PoliFormer: Scaling On-Policy RL with Transformers Results in Masterful Navigators
Kuo-Hao Zeng, Zichen Zhang, Kiana Ehsani, Rose Hendrix, Jordi Salvador, Alvaro Herrasti, Ross Girshick, Aniruddha Kembhavi, Luca Weihs
TL;DR
PoliFormer advances scalable on-policy reinforcement learning for long-horizon embodied navigation by introducing a fully transformer-based policy that processes RGB observations through a frozen vision backbone, a transformer state encoder, and a causal decoder with KV-cache for memory. Trained at scale with hundreds of parallel rollouts, it achieves state-of-the-art results across four simulation benchmarks in two robot embodiments and demonstrates strong zero-shot sim-to-real transfer on real-world deployments.

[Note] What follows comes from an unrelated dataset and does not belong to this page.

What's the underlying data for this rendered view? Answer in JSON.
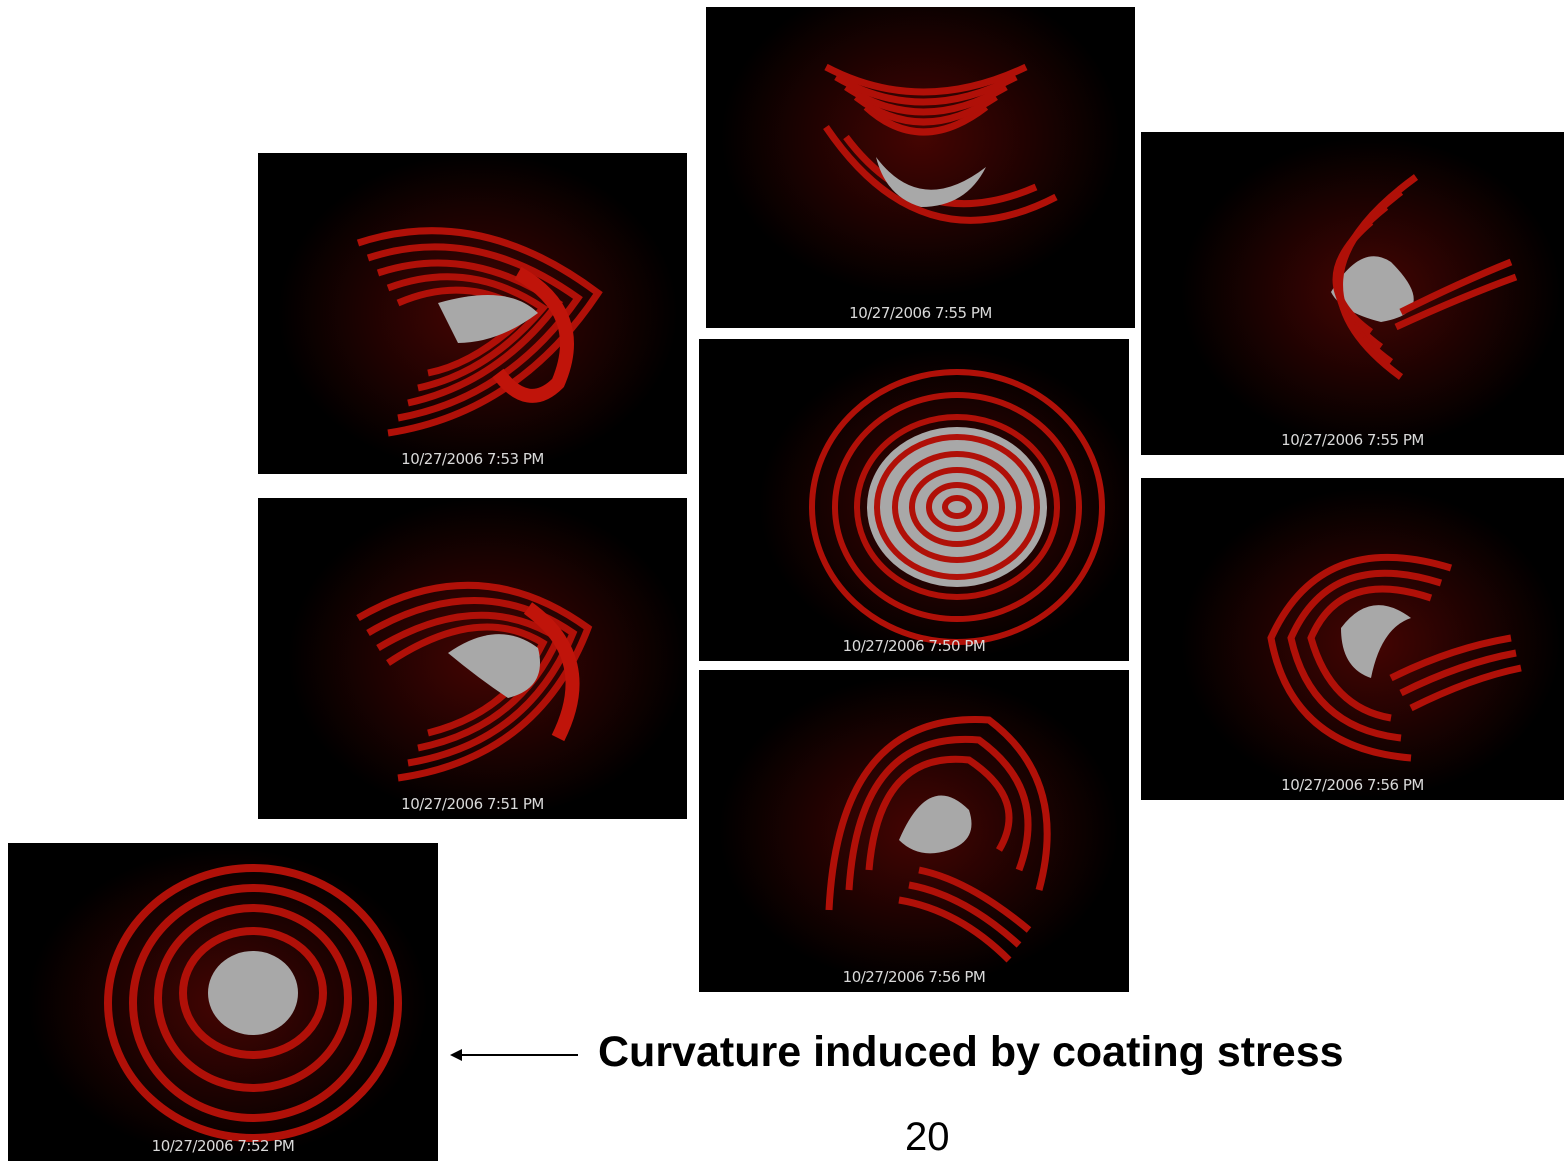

A zero-shot extension, PoliFormer-BoxNav, shows promise as a navigation foundation model for downstream tasks such as open-vocabulary and multi-target navigation. These results highlight the potential of large-scale transformer policies in embodied AI and lay groundwork for general-purpose, promptable navigation systems.
Abstract
We present PoliFormer (Policy Transformer), an RGB-only indoor navigation agent trained end-to-end with reinforcement learning at scale that generalizes to the real-world without adaptation despite being trained purely in simulation. PoliFormer uses a foundational vision transformer encoder with a causal transformer decoder enabling long-term memory and reasoning. It is trained for hundreds of millions of interactions across diverse environments, leveraging parallelized, multi-machine rollouts for efficient training with high throughput. PoliFormer is a masterful navigator, producing state-of-the-art results across two distinct embodiments, the LoCoBot and Stretch RE-1 robots, and four navigation benchmarks. It breaks through the plateaus of previous work, achieving an unprecedented 85.5% success rate in object goal navigation on the CHORES-S benchmark, a 28.5% absolute improvement. PoliFormer can also be trivially extended to a variety of downstream applications such as object tracking, multi-object navigation, and open-vocabulary navigation with no finetuning.